[img]1325|left|||no_popup[/img] Dateline Boston – The movie Les Miserables certainly lived up to its name. I went in expecting so much, and came away with so little. That’s not entirely true. I came away with many ideas for an essay; I wrote this in my head during the torturous three hours I had to sit in that theater. Of course it had to be three hours, because you just knew every song from the Broadway production had to be included. No intermissions here! I didn’t even have any popcorn.
This movie was actually many movies in one; I’ll name them all as I go along. WARNING: SPOILER ALERT! Here’s what happens: Hugh Jackman steals some bread to feed his nephew, and is persecuted for it for the next thirty years. Anne Hathaway was excellent, both with her acting and singing through choking tears. I really felt for her. I even downloaded her version of “I Dreamed a Dream” (I’m listening to it on repeat as I write this, to get in the mood). It was sort of spoken choking word/singing. She’s a dying factory worker who’s a prostitute on the side. She tries to do right by her illegitimate daughter Cosette, whom she gives to an innkeeper and his wife, played by Sacha Baron Cohen and Helena Bonham Carter (Sweeney Todd). The audience laughed out loud to see Borat on the big screen again. They don’t treat Cosette well. They have their own daughter, whose name I thought was Ebony. In fact, the only person whose name I remembered in this whole movie was Cosette.
Somehow Hugh Jackman becomes mayor of a small town and tells Anne Hathaway that he’ll take care of Cosette. Anne dies, and Hugh takes Cosette and raises her, moving from place to place so he won’t get busted by Russell Crowe, a nasty general who has had it out for Hugh since Hugh was in prison. Cosette goes from dirt poor to high society, since she is the daughter of the mayor.
Then there’s this revolution put on by the youth of the lower class. They want to show that they’re not gonna take it anymore. So they organize a rally during the funeral of a king. One of the members of the rally is actually a rich kid who has brought shame to the family by fraternizing with the ne’er- do-wells. He was the only person in the whole cast who sounded like a professional singer. Too bad his hairstyle left him looking like one of the members of One Direction; that boy could sing! He should have just started a band called The Revolution and left it at that. Why not? It worked for Prince. Another member of the revolution was the stereotypical street urchin kid, complete with a cockney English accent (Oliver!). How that kid spoke that way in France I had no idea. In fact, everyone had different accents; it was really a melting pot in this small town. Kid Cockney’s appearance was distracting, too; he looked just like Mary Kate and Ashley Olsen when they were little.

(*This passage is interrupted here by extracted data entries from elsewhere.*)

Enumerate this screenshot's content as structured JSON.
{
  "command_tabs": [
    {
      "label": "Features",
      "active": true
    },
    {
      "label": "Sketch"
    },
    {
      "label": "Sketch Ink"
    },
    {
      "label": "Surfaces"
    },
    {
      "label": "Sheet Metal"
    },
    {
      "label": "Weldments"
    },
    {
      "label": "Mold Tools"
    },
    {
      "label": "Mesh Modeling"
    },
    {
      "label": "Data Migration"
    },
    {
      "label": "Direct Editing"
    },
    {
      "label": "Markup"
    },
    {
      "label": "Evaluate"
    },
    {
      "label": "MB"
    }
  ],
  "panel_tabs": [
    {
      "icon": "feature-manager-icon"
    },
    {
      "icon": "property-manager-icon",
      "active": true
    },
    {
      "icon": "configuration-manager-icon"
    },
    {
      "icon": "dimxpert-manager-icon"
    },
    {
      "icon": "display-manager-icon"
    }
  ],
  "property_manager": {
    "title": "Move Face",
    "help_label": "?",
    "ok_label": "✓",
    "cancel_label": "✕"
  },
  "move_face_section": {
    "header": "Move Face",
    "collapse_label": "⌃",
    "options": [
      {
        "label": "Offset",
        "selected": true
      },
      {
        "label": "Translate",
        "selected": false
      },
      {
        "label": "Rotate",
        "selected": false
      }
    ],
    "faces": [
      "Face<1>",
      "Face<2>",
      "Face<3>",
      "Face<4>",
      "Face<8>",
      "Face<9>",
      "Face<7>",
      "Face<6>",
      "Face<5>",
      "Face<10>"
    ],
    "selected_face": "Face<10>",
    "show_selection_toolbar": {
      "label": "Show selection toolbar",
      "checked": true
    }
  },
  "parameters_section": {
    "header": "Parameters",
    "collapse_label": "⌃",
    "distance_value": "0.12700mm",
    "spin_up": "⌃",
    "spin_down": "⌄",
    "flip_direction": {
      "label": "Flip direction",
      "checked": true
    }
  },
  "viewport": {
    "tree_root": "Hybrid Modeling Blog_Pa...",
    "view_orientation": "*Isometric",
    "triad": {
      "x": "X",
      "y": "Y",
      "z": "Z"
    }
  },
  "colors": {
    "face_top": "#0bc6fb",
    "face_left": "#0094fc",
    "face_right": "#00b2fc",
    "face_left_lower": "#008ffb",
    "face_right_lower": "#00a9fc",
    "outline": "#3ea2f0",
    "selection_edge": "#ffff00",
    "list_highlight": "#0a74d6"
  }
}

I digress. The day before the uprising, One Direction and Cosette see each other across a crowded courtyard and instantly fall in love, without speaking or anything. We are then introduced to Cosette’s singing voice, which sounds like Disney’s Snow White. I kept expecting woodland animals to surround her at any moment. Her trilling literally hurt my ears, but I was hypnotized by the actress’s giant round eyes. So I couldn’t look away.
Russell Crowe discovers that Hugh and Cosette are still in town, and vows to make Hugh pay. They escape again (Lord of the Rings). One Direction tries to find Cosette with the help of Borat’s daughter Ebony. Turns out that Ebony is in love with One Direction, but to him, she’s just a pal. Ouch. She sings the only other song I recognize from this play. That was a fun minute.
Russell Crowe pretends to be on the side of the revolution, but gets found out and almost hanged by those crazy kids. Guess who saves his life? Hugh Jackman. He can kill him, but instead he lets him go because he had found God and is a righteous man. Then the revolution happens. Pretty much everyone dies, except for One Direction. Guess who saves his life? Right again, Mr. Jackman, who takes him over his shoulder through the muckiest sewer you’ve ever seen. When he comes out, he’s drenched in filth (The Swamp Thing).
So One Direction and Cosette get married. Turns out it was a good thing that One Direction was rich. He went back to that life with Cosette. His grandfather forgave him. Hugh is on the run again. Russell Crowe is so tortured by his on-again, off-again relationship with Hugh that he commits suicide. Suddenly, Hugh has aged a hundred years and has red eyes and rotten teeth. He dies, too, after the ghost of Anne Hathaway appears to give him permission to let go. This is the end of the movie, the part where you’re supposed to cry and not stop. My throat got a lump in it, I’ll admit. Mostly, I was thinking of the transformation of Hugh Jackman, who started out looking like Jesus Christ and finished looking like Wolverine. I’m not kidding; the width of his neck got bigger and bigger with each scene.